The trope of recent times has been The Wall. Of course, for every person there was a new spin. Trump, who is not known for his subtlety --- he just suggested that people inject themselves with disinfectant for God's sake --- imagined a wall on the US-Mexico border and called it a wall. Reportedly, he even considered building a moat and filling it with alligators. And when he realised no physical arrangement would be enough, he started to think up impossible asylum policies. In India, first Kashmir was walled out for eight months, and then came the CAA, a wall that would be used like a sieve. In Myanmar, Aung San Suu Kyi, the same who was awarded the Nobel Peace Prize and lauded as 'an outstanding example of the power of the powerless', made a broom of The Wall and swept away the Rohingya Muslims. In the United Kingdom those who felt wall alone could safeguard British identity voted Brexit. And then, along came a virus.
Divide and multiply
The Virus that has scaled more than one wall, has now become a touchstone of sorts, for nations and their wall-ability. Bangladesh is not accepting two boatloads of starving Rohingya refugees. Portugal has for now given all migrants and asylum seekers full citizenship rights, granting them full access to the country's healthcare. The US expelled 6000 plus undocumented migrants on its Mexico border using emergency powers. Migrants, mostly from Africa and the Middle East, are being quarantined in a ship off the coast of Sicily, because Italian ports have refused them access. Two asylum seekers, one Iranian and one Afghan national, on the Greek island of Lesbos were shot after they violated quarantine. And only last week Germany embraced 50 migrant children from the migrant camps of Greece, even as stranded Indians in the Middle East are waiting to return home.
Walldemort
More walls. New walls. Within nations too, and multiplying every day. In Zhengding, Jingxing and Luquan, local governments rewarded anyone who reported those who had been to Wuhan where the pandemic broke out first. New Yorker is not a proud label anymore. And in India, the migrant labourforce continues to remain in physical and situational limbo.
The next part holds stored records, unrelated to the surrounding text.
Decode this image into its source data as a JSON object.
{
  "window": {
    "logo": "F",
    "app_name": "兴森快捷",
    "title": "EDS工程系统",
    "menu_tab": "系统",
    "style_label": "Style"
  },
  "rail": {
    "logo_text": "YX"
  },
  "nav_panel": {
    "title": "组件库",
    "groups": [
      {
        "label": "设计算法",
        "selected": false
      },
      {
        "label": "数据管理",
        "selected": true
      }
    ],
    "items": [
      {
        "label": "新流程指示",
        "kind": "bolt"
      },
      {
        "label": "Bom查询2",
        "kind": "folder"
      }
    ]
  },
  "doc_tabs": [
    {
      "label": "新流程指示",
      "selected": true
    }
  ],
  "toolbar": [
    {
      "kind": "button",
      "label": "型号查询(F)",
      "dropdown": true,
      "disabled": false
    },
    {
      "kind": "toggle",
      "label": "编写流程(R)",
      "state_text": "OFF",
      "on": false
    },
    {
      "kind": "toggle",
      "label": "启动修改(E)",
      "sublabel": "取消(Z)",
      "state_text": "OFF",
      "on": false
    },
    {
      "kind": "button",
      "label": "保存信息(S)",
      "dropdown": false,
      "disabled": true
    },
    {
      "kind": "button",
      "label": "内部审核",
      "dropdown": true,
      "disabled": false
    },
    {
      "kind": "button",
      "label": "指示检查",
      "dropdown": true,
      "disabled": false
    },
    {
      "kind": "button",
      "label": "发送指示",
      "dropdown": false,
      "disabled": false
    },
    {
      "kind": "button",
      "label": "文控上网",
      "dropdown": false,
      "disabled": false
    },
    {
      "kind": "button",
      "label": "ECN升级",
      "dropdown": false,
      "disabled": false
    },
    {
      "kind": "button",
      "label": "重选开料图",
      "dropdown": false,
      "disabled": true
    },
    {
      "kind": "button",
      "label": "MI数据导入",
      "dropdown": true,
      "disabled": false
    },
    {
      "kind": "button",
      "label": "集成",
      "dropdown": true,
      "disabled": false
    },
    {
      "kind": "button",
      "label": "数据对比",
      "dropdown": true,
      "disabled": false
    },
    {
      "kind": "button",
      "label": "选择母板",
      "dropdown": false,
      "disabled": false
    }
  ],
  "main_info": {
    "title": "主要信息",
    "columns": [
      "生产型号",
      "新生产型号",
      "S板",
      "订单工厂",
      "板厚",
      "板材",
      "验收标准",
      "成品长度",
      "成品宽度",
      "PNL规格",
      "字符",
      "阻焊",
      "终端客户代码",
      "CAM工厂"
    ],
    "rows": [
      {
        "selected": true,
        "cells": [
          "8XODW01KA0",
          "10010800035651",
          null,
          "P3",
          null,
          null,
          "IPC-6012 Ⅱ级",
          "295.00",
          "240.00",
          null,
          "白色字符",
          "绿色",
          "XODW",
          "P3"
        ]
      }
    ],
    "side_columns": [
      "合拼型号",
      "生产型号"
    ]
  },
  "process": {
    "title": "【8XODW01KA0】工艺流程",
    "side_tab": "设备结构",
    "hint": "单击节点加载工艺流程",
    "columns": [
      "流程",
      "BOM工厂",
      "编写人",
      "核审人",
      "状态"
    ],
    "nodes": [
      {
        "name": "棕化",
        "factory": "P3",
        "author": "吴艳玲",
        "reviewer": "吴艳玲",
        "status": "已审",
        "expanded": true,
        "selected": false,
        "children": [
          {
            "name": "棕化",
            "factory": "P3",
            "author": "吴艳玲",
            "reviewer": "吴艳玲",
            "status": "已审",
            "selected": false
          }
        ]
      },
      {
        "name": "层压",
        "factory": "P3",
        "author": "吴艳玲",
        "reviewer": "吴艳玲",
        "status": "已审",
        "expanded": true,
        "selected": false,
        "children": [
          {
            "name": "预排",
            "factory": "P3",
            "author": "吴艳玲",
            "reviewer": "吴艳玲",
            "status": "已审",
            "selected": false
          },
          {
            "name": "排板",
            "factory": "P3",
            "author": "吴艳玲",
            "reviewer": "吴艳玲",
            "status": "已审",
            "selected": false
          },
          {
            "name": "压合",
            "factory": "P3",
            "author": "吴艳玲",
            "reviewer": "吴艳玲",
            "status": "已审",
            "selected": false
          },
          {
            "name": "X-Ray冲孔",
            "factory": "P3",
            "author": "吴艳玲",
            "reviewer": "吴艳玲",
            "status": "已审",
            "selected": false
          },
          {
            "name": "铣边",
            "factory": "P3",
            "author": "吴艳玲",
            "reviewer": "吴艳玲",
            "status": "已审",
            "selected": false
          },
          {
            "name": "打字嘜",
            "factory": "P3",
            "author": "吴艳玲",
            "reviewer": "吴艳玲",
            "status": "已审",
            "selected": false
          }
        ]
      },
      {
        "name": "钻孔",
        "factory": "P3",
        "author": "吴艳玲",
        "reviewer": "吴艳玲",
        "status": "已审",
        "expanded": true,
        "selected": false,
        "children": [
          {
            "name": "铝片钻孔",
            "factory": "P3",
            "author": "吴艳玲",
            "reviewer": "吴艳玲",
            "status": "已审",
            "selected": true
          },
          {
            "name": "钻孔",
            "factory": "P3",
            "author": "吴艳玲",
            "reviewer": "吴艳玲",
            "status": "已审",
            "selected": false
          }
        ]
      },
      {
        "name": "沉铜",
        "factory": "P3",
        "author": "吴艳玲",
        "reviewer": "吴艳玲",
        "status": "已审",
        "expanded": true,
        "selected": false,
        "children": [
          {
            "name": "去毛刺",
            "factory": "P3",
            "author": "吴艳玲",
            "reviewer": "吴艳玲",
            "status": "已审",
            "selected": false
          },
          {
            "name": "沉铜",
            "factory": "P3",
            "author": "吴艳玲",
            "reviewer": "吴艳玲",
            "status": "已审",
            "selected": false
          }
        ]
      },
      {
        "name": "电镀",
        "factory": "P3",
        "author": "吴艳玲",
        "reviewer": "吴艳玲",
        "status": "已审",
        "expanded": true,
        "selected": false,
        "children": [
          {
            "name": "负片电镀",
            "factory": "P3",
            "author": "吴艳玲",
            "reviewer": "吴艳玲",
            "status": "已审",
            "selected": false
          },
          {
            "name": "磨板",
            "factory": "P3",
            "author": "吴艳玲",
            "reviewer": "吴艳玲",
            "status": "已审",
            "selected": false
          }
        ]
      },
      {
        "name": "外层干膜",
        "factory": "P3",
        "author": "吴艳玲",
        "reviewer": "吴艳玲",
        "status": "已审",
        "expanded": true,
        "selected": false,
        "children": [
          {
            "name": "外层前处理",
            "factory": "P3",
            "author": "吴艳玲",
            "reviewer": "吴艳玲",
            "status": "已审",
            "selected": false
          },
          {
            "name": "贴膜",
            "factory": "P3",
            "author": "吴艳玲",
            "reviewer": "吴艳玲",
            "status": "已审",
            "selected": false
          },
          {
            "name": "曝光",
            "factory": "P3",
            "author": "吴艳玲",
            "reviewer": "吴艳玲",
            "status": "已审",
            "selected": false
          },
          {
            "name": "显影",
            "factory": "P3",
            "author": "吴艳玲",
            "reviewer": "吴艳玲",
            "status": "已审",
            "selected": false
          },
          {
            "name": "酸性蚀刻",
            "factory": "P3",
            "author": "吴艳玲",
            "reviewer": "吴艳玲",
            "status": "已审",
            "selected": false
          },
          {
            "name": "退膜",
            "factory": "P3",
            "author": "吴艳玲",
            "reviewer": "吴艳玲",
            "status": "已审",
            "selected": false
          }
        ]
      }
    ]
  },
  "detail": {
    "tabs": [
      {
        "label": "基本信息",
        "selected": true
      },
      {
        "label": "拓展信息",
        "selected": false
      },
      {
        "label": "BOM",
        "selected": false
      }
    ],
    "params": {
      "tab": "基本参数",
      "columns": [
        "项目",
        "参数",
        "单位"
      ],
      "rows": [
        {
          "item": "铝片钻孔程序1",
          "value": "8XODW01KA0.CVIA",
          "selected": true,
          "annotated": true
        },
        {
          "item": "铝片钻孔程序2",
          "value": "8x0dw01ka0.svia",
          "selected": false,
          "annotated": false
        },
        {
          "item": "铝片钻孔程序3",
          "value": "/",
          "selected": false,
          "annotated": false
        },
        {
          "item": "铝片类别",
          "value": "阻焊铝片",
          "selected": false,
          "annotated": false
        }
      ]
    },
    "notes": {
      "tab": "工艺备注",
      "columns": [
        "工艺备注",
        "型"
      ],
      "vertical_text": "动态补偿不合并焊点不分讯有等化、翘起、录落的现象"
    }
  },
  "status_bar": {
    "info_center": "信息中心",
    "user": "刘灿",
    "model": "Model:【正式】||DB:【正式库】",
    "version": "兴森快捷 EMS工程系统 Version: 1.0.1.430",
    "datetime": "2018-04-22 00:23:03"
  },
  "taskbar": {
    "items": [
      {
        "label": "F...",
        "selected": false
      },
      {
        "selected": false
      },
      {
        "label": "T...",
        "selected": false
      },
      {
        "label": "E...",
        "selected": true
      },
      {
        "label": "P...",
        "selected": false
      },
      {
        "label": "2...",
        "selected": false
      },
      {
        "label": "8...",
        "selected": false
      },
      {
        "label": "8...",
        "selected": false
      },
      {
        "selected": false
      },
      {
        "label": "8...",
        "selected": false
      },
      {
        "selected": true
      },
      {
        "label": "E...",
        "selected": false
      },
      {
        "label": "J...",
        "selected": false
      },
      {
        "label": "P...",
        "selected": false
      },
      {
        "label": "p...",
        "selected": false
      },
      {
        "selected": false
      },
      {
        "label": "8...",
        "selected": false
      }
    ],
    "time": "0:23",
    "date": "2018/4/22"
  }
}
More walls. Newer walls. Walls between the infected and everyone else. Between doctors and everyone else. Between the infirm and everyone else. Between the privileged and everyone else. Between the invisible and everyone else. Not long ago it was said that michief-makers in India, the perpetrators of mass violence, can be identified from their clothes. The words come to mind as one dons the mask and just like that drifts into an ocean of anonymity that is the new mass identity. Mind you, the mask too is a wall, as is that thing that comes between head and heart.